We also have to support non-dismissive legislation and unbiased, non-pharmaceutical-company-funded research. As long as we continue to let drug companies advertise medication that is only effective half the time by putting forth an incomplete, at best, and completely off base, at worst, hypothesis about how anxiety disorders come about (the serotonin hypothesis), we aren’t going to prevent suicide. As long as we view severely mentally ill people as scary and violent and let those without a support system become homeless or imprisoned, we aren’t going to prevent suicide. As long as we support legislation that allows doctors and caregivers more leeway to sedate patients in shoddy mental hospitals without their input, only to release them back into the world a week later, we aren’t going to prevent suicide. We can’t prevent suicide by putting a Band-Aid on such an underfunded and misrepresented issue. We can’t just “shut people up” with medication that barely works and expect a little “ending the stigma” to do the trick, yet we keep doing it and wonder why it isn’t working.
It breaks my heart to think about people who don’t have the support system (monetarily and emotionally) that I do. I can get therapy. I can get medication if I want it. If things ever got unbearable, I could afford to take a break, to stay in a hospital, and to, well, not become homeless or imprisoned. But even if we elevated everyone to that level of privilege, it still wouldn’t be enough. It’d still be putting Band-Aids on the wounds left by these diseases on victims that deserve cures.
I’m not trying to discount the significant amount of good NAMI and its fellow organizations (like Active Minds and Mental Health America – MHA, etc.) do. Its members are indeed well-intended and altruistic. Plus, ending the stigma could very well be the thing that would lead to better quality care and research, but this isn’t an issue where one foot can be in each camp. You’re either working on behalf of pharmaceutical companies and mental hospitals or you’re working on behalf of actual patients. This is an issue where the influence of money makes it impossible for an organization to overturn the norm with a Trojan-horse-style infiltration.
As for NSPW, it’s incredibly important to give survivors a platform to share their stories. It humanizes the issue and fosters empathy, which definitely helps end the stigma. But one week isn’t going to do much in the grand scheme of things. People with suicidal ideation don’t go away for the rest of the year. People with less severe but still damaging mental illnesses don’t go away either.
We need to support finding the root causes of mental illnesses and the development of medication that aims to treat those causes instead of the mere symptoms. In the mean time, we need to support legislation that treats mental health patients with the same level of care as every other patient.
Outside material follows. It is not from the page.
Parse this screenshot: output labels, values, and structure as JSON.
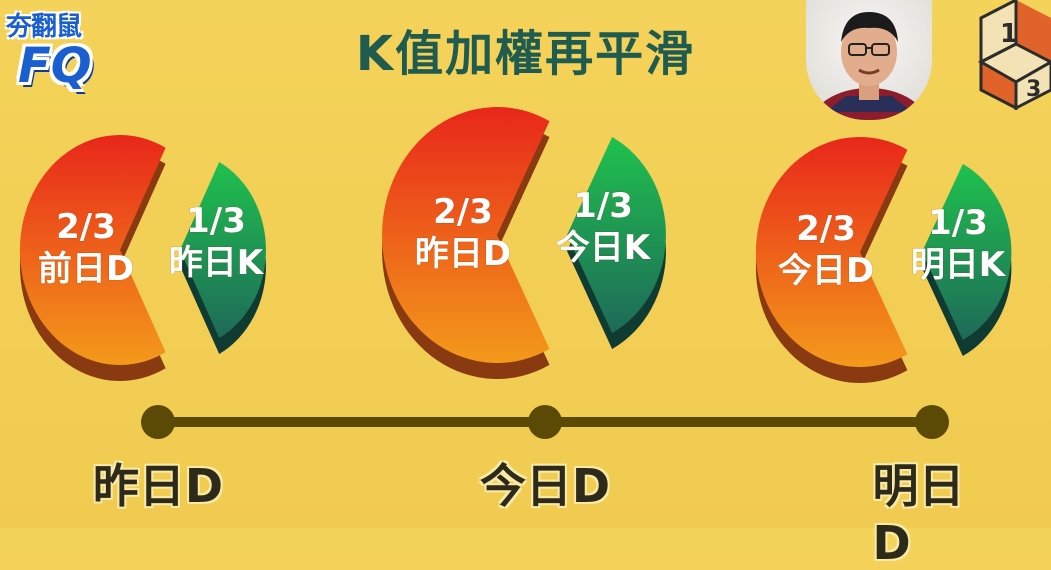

We need to call out any person or news organization that tries to depict the mentally ill as violent. We need to validate the experiences of mentally ill people who confide in us. We need to care about things that don’t directly affect us instead of waiting until they do. We can prevent suicide. But we should also support efforts that aim to prevent mental illness from reaching that level of severity in the first place.